A empresa procurou também saber como é que as chefias percecionavam a evolução da produtividade.: 88% dizem estar satisfeitos com o desempenho das equipas, logo, 30% assumem que a equipa não produz o mesmo do que na semana de cinco dias. Um resultado melhor do que o esperado, diz Sérgio Vieira. “Até me surpreende por ser uma percentagem baixa. Ou seja, na verdade até estranho que 70% indiquem que não houve redução do volume de output. O que os dados nos dizem é que de forma generalizada, o output caiu, embora abaixo da quebra de 7% das horas trabalhadas, a produtividade ficou estável ou aumentou ligeiramente. A minha expectativa seria que as chefias dessem essa resposta [de que houve uma quebra face à semana de cinco dias]”, afirma.

Há 90 empresas interessadas na semana de quatro dias de trabalho

Os níveis de stress relatados pelos trabalhadores diminuíram. Para evitar um enviesamento da perceção, os trabalhadores foram chamados a preencher um inquérito antes de a experiência ter sido anunciada na empresa, e outro para avaliarem o trimestre. Comparando esses dois inquéritos, o stress, a fadiga e a ansiedade caíram 4%. Segundo o inquérito, a semana de quatro dias é atualmente “o principal fator de motivação dos colaboradores” e 83% dos inquiridos dizem que o modelo lhes permite passar mais tempo com a família e os amigos.

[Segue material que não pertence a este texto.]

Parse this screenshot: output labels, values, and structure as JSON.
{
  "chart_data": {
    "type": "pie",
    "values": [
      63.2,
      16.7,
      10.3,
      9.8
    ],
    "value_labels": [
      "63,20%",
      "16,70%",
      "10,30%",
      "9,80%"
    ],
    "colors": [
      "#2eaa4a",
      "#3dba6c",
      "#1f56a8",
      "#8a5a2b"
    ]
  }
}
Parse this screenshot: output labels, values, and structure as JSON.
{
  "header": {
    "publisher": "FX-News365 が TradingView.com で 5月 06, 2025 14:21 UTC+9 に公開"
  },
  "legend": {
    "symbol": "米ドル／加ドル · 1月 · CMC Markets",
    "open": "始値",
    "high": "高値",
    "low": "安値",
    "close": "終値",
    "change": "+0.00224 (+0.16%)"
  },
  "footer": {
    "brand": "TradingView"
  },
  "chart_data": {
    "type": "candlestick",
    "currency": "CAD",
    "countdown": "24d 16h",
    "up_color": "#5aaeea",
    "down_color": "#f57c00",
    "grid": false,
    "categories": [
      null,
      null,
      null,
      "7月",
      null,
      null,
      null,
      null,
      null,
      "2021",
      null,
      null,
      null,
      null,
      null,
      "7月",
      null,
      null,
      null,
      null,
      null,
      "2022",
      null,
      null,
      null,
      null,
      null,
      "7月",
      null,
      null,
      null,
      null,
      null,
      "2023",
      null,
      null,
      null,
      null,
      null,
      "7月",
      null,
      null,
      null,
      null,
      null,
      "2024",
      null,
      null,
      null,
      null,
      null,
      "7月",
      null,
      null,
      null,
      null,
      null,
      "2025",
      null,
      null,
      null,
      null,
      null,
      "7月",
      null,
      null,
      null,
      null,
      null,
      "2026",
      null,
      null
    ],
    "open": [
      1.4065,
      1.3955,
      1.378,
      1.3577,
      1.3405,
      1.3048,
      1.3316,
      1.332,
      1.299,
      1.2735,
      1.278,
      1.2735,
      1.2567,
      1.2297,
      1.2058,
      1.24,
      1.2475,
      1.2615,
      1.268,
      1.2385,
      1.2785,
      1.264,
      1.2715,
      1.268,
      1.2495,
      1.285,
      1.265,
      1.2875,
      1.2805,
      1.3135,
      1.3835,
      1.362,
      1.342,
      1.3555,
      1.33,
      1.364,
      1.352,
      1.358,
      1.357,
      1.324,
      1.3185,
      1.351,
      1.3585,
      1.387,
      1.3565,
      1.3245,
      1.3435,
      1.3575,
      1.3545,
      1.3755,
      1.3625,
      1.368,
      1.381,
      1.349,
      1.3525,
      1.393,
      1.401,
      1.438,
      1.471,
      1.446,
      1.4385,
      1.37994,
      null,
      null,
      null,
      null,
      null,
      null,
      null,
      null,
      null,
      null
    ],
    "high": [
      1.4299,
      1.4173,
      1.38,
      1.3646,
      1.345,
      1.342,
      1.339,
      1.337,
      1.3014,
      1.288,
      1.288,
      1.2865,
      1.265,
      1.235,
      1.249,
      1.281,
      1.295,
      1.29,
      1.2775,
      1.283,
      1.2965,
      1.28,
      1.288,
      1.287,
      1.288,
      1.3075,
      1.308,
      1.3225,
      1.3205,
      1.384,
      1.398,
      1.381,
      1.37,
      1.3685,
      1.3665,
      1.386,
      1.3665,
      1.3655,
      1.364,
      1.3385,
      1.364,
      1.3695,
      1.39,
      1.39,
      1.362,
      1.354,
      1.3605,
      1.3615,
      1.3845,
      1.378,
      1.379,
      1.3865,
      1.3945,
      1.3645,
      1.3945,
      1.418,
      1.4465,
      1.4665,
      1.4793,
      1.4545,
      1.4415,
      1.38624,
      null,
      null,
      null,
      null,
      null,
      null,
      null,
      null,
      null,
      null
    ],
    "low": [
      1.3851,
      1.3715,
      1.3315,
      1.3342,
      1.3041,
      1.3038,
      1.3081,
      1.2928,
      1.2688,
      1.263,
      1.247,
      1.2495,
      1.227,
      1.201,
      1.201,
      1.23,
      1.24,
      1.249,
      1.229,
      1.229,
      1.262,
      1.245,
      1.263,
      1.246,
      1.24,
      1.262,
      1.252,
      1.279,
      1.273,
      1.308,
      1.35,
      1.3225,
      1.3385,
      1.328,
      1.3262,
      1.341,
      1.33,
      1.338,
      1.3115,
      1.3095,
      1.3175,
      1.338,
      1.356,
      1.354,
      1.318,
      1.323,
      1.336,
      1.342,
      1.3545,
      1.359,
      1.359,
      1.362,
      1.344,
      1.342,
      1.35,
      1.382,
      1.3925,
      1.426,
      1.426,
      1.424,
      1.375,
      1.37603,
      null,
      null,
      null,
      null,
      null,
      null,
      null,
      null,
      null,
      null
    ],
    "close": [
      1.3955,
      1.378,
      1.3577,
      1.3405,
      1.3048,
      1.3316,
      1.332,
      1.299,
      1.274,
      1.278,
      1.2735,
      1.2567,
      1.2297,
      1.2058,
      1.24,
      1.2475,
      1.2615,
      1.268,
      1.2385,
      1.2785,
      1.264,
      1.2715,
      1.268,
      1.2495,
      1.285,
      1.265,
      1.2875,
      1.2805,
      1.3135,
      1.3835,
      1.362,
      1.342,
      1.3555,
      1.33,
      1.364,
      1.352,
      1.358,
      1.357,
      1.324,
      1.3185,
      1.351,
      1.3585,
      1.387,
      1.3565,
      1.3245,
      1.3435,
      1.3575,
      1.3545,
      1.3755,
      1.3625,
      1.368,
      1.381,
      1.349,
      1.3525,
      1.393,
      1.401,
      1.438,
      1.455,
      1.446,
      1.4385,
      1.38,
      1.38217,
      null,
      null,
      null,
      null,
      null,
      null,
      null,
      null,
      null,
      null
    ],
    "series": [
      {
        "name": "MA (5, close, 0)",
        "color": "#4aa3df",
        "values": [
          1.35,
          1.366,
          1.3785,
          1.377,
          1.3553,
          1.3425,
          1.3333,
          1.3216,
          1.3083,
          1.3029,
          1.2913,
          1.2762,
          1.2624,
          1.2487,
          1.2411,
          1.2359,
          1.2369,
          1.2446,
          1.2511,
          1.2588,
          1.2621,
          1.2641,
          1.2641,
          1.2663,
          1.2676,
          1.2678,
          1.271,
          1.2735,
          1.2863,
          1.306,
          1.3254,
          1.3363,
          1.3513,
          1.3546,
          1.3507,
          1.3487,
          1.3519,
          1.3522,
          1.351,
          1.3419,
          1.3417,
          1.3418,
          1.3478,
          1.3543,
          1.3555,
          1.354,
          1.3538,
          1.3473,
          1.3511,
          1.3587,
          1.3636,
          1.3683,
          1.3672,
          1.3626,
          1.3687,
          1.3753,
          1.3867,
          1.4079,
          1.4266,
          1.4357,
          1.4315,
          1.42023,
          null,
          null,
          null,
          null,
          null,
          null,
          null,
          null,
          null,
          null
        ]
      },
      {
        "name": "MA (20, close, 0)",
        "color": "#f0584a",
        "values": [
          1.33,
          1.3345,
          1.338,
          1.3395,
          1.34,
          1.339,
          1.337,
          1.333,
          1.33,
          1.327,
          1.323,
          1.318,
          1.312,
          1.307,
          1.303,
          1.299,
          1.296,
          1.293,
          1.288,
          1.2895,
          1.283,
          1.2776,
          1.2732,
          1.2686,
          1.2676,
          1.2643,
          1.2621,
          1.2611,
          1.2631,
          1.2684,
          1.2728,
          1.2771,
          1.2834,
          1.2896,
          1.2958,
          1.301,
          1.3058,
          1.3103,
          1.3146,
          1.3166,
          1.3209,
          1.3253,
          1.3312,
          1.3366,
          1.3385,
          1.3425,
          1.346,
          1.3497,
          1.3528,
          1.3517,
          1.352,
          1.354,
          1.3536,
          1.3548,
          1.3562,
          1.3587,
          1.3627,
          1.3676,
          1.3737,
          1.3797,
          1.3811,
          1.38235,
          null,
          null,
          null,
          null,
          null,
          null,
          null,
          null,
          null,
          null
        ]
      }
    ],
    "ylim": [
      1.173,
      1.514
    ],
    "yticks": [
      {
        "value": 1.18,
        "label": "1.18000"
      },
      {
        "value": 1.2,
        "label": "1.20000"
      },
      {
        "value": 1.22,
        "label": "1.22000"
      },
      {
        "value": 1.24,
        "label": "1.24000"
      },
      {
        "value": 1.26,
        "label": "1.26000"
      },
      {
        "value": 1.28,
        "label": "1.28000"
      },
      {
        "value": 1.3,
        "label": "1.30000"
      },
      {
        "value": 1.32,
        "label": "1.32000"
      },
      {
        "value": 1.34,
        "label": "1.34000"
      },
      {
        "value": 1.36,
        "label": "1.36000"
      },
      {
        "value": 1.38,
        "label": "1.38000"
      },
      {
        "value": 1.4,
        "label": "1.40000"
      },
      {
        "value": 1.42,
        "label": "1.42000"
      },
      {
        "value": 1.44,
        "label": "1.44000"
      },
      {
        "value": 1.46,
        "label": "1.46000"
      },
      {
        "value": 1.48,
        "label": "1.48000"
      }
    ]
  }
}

Sérgio Vieira salienta também como as saídas da empresa caíram 35% face ao trimestre homólogo de 2021, sendo que 75% diz que precisaria de um aumento salarial de, pelo menos, 30% para considerar voltar à semana de cinco dias. E que dispararam as candidaturas para a empresa (297% em comparação com o trimestre homólogo), que atribui, pelo menos em parte, à publicidade que a empresa recebeu quando anunciou o modelo dos quatro dias e a mudança para o trabalho remoto como regra, com o encerramento dos escritórios em Lisboa e em Braga. “É o impacto de tudo um pouco. Recebemos 14.500 candidaturas num trimestre para funções especializadas. Sem dúvida que a exposição mediática teve um impacto grande”, refere.

A empresa parte otimista para o novo trimestre com a semana de quatro dias, que terá sempre uma avaliação trimestral. O piloto, implementado de forma independente ao projeto que o Governo vai ajudar a aplicar no privado, estará em vigor ao longo de dois anos, mas, refere Sérgio Vieira, “a ideia é que possa viver além desse período”.